Path Forward and Challenges
Chairman Tim Scott (R-SC), Senator Cynthia Lummis (R-WY), and Senator Thom Tillis (R-NC) led the release of the updated text alongside a detailed section-by-section summary. More than 100 amendments have already been filed ahead of the markup, signaling intense negotiations in the final stretch.
While the bill enjoys strong bipartisan momentum and broad industry support, it faces pushback from banking lobbies concerned about stablecoin competition and from some Democrats, including Sen. Elizabeth Warren, who are seeking stronger ethics rules and consumer protections.
Industry and Market Implications
Passage of the CLARITY Act would significantly reduce regulatory uncertainty that has weighed on U.S. crypto innovation for years. Industry leaders view it as a catalyst for greater institutional adoption, increased capital inflows, and a more competitive U.S. position in global digital finance.

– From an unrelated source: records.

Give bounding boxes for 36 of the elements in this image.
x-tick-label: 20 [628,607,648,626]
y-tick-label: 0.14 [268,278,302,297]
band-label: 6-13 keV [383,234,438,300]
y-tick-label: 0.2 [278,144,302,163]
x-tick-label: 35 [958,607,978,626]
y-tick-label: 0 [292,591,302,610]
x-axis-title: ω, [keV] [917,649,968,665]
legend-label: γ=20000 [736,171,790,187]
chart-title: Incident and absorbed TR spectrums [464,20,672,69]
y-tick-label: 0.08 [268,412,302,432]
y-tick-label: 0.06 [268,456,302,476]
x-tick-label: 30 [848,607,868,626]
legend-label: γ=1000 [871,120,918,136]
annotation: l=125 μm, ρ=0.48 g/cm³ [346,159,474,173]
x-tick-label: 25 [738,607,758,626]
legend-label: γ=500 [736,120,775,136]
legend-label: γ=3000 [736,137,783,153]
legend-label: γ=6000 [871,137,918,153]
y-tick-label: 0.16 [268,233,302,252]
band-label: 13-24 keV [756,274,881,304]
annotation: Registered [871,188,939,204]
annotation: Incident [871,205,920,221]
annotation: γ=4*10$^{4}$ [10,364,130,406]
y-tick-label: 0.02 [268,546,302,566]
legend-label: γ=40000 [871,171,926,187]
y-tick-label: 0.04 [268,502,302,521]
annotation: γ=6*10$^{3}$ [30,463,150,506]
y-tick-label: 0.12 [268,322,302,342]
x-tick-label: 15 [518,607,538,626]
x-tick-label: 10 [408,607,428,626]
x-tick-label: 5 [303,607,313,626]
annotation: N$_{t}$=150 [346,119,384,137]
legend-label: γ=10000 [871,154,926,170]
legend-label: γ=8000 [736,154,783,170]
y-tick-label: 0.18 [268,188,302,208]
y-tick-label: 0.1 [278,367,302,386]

Crypto stocks reacted modestly to the bill text release, while Bitcoin held near the $80,000–$81,000 range amid broader macro pressures.
Outlook
Thursday’s markup is not the final step — the bill would still require full Senate approval, potential reconciliation with other versions, and House concurrence. However, its advancement would mark a historic milestone for U.S. crypto policy.
With the full 309-page text now public, stakeholders across the industry, traditional finance, and regulatory bodies will be scrutinizing every provision closely as the legislative clock ticks forward. The coming days could prove decisive for the future of digital assets in America.